Les cinq mille personnes27 d’une vanité sans borne manquaient de foi et, bien qu’elles aient écouté le Sūtra du Lotus, elles ne purent le comprendre. Mais comme elles ne le calomnièrent pas, au bout de trois mois, elles purent atteindre la bouddhéité. Il s’agit là de ceux dont il est dit dans le Sūtra du Nirvana : « Qu’ils aient la foi ou qu’ils ne l’aient pas, tous renaîtront sur l’inébranlable terre de la bouddhéité. »
En ce qui concerne le Sūtra du Lotus, même si certains peuvent ne pas avoir foi en lui, s’ils ne le calomnient pas, alors, aussi étrange que cela puisse paraître, lorsqu’ils l’entendront pour la première fois, ils atteindront la bouddhéité. C’est comme une personne mordue par le serpent qu’on appelle le « sept-pas ». Cette personne pourra faire un pas, voire sept pas, mais alors le poison aura produit sur elle son effet mystérieux, et elle ne pourra accomplir un huitième pas28. C’est aussi comme sept jours de la vie de l’embryon dans la matrice. Durant ces sept jours, l’embryon change obligatoirement de forme. Il ne conserve pas la même forme pendant huit jours.

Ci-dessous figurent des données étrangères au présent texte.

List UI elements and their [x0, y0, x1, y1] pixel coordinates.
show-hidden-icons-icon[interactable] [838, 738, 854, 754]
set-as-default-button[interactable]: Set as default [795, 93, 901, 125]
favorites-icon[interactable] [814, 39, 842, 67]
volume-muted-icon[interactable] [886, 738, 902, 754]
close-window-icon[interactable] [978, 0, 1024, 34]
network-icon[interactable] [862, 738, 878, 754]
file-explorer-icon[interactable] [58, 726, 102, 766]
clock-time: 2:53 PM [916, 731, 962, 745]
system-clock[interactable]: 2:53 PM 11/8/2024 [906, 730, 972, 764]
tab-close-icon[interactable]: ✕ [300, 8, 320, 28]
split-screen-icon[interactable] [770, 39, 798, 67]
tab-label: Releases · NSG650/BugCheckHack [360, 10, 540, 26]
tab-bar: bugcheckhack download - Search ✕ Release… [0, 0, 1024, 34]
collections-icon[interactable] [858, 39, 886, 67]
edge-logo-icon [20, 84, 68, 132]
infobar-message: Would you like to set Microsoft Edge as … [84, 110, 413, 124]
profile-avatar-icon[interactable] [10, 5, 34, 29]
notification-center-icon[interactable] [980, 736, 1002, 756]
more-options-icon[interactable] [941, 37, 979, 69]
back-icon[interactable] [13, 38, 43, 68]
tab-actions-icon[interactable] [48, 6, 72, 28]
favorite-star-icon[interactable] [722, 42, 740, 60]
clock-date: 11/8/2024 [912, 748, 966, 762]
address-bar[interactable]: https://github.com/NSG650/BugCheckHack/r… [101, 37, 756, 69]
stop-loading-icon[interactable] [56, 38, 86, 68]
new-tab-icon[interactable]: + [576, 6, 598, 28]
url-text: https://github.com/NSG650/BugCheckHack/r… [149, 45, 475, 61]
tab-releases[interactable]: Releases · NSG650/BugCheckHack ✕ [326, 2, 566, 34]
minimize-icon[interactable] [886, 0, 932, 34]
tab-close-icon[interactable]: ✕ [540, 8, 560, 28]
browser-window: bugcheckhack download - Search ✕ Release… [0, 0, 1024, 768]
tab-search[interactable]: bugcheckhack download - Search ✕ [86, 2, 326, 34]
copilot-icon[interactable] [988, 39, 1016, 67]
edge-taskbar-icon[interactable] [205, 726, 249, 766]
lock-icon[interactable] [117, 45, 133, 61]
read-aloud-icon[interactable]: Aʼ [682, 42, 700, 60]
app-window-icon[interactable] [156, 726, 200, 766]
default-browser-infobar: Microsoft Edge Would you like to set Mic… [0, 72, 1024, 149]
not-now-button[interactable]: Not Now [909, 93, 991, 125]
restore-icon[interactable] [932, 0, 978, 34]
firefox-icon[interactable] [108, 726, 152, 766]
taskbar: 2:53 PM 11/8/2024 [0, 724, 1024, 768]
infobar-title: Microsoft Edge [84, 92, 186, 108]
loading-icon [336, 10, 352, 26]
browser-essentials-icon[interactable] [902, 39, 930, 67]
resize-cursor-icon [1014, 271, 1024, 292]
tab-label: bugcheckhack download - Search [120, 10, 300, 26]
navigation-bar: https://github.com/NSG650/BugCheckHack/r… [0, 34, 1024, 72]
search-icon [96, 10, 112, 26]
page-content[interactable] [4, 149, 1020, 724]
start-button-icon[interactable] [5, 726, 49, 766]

Honorable Hōren, vous êtes aujourd’hui dans une situation similaire. Les bienfaits du bouddha Shakyamuni vous ont déjà été transmis. Tout comme vous ressemblez au visage et à la silhouette de votre père défunt.
C’est comme une graine qui engendre des bourgeons ou une fleur qui produit un fruit. Même si la fleur tombe, le fruit demeure ; même si la graine n’est pas visible à l’œil nu, le bourgeon se voit.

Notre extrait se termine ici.